Escénicamente, la Gala se sostiene por los sugerentes decorados, las sendas e imponentes arañas que cuelgan a cada lado del escenario, las coloridas y exuberantes proyecciones, las recreaciones con IA de algunos de los compositores del repertorio, pero sobre todo por el buen y ameno hacer de los dos anfitriones: Marianella Salazar y Antonio Delli, quienes impulsan la mayor virtud del texto del espectáculo: el parecer una constante improvisación, con bastante gallardía, humor y sobriedad, pero no logran salvarlo de su intrascendencia y de su casi nula sustancia. Podíamos haber ido a escuchar la sucesión de números musicales sin las intervenciones de los anfitriones y la diferencia habría sido ínfima.

No hay mucho más que decir de esta fallida realización escénica de un concepto merecedor de mejor fortuna que otro fallo, inesperado por lo menos complejo de llevar a buen término, en los apartados vestuario y maquillaje. Con los brillantes y exuberantes colores del escenario, contrastaban el elegante pero rígido negro de todas los cantantes. Sólo en el final con Brindis de Traviata, ellas aparecieron uniformadas de escarlata, pero ya era tarde. Las chicas además aparecieron todas sin maquillaje, o con uno imperceptible, que en ejecuciones como la Habanera de Carmen, la Reina de la Noche, o Ernani, hubiesen ayudado mucho a la fantasía operística. Hubo como un exceso de sobriedad en este campo.

El resto del peso del espectáculo (más de las tres cuartas partes del mismo, diría yo) descansaba sobre el componente musical.
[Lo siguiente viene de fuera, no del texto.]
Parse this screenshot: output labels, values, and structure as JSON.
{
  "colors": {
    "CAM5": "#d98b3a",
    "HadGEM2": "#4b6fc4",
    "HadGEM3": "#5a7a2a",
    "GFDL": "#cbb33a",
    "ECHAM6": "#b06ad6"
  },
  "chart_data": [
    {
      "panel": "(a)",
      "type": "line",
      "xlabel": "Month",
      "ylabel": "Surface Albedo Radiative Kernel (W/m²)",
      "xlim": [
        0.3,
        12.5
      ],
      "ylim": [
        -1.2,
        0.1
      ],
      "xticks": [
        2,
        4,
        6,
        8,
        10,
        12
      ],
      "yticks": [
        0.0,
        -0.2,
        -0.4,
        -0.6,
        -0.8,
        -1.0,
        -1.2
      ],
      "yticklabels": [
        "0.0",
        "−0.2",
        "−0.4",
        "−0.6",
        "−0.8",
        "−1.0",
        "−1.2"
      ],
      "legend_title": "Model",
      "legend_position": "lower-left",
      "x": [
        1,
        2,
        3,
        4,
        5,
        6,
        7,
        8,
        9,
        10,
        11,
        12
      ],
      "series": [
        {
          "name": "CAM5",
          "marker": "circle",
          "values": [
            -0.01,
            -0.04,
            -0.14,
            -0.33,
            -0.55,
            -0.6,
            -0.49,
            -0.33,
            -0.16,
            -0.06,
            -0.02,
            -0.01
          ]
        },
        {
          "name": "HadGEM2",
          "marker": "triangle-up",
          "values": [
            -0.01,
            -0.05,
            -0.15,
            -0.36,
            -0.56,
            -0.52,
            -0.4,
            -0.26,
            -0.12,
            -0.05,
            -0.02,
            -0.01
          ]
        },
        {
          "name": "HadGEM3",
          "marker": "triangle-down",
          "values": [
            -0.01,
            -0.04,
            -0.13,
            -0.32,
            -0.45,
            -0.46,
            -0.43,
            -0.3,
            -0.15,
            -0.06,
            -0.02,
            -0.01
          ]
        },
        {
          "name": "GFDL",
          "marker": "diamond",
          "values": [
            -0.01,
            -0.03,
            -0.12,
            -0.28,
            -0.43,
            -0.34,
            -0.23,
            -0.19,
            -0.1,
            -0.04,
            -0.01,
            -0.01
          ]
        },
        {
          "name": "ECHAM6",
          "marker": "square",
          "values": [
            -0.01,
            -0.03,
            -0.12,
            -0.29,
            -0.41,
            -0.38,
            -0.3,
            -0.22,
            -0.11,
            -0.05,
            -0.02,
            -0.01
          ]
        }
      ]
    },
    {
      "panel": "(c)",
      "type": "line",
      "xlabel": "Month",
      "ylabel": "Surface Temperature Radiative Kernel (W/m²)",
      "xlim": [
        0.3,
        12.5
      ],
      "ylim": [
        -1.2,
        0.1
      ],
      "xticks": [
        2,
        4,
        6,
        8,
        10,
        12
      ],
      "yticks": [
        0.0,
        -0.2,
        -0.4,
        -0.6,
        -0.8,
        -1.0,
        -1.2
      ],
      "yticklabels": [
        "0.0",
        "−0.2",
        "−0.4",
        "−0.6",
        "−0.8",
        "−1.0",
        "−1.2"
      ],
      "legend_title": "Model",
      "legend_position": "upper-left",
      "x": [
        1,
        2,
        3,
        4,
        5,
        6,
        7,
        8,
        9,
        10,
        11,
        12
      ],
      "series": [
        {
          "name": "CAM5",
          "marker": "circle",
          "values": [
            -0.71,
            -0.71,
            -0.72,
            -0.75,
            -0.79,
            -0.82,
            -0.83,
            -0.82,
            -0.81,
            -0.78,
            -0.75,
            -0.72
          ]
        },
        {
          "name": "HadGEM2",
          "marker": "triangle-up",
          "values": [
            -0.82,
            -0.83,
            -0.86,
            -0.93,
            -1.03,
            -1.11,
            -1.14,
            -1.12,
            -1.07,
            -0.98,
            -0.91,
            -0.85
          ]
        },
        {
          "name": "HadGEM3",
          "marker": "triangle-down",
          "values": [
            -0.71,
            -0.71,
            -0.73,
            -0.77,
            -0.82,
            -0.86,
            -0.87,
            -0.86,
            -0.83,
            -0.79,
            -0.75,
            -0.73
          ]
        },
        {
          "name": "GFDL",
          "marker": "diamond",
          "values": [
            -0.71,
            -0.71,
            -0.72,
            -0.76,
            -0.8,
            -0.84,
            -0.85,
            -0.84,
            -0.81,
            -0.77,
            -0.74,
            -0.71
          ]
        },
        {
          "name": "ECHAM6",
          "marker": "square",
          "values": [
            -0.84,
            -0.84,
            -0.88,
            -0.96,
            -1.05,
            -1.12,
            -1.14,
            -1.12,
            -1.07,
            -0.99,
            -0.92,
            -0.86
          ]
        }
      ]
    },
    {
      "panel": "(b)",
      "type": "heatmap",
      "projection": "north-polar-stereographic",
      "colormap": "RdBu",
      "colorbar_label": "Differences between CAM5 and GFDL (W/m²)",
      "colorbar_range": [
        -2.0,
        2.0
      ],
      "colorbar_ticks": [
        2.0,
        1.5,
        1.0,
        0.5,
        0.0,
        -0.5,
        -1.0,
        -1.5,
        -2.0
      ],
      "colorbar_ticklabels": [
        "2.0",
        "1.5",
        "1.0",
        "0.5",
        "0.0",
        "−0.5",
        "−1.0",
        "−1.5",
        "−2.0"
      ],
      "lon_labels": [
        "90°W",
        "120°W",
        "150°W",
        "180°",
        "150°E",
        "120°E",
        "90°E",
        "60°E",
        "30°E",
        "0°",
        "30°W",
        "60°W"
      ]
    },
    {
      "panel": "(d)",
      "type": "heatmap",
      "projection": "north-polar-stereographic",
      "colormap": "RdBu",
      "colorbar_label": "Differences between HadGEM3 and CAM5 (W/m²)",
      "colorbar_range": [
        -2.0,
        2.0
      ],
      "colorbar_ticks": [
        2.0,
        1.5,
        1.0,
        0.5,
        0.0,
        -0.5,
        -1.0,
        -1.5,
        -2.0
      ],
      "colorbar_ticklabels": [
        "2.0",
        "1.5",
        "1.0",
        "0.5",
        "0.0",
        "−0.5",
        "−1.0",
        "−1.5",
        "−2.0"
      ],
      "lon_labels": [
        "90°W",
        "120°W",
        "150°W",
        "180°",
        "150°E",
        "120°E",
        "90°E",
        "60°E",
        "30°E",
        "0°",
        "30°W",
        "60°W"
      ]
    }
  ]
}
Y este estaba sostenido por una orquesta quizás demasiado joven y un director poco experto en la ópera, que ya sabemos tiene unas exigencias particulares y específicamente distintas del repertorio sinfónico, pues aunque contiene colorido, brillo e impacto orquestal, ello debe servir a acompañar y respaldar a un elemento individual más azaroso e impredecible: la voz humana, y además contribuir a crear un clima dramático durante la prestación. Eso en un concierto como este, hecho de una larga y variada sucesión de números de diversos procedencia, estilos y autores, requiere de una atención y trabajo importante. 

Reconocemos en el trabajo de Jesús Uzcátegui y la Orquesta Sinfónica Juan José Landaeta, la corrección y concitación que mantuvieron acústicamente, pero extrañamos el abandono, la delicuescencia lírica, matices más teatrales durante toda la prestación. Donde había que dar preponderancia al efecto logró altas cotas como en muchos de los fragmentos más difíciles del concierto ( el aria de las campanas de Lakmé, la de la Reina de la Noche de Flauta Mágica, el Te Deum de Tosca, el Nessun Dorma de Turandot, -y sí, leyeron bien todo esto se cantó en el concierto…), pero en aquellos trozos más sutiles faltó complicidad y cantabilidad: la Habanera de Carmen, el mecánico dúo de las Flores de Lakmé, el Ach, ich fühl’s de Zauberflöte, el O mio babbino caro de Gianni Schicchi, el Per me giunto de Don Carlos.

Gala de sorpresas

Gala de sorpresas

Pero como ya se ha asomado, la verdadera y grata sorpresa de este Viaje en Doble Vía, fueron los cantantes, noveles en su amplia mayoría, abordando un repertorio que contiene a partes iguales brillantez, favoritismo del público y acerada dificultad. Casi un repertorio de consagrados en las voces que se inician y que gracias a estas audacias asumidas en la gala, dejaron ver su promisoria calidad.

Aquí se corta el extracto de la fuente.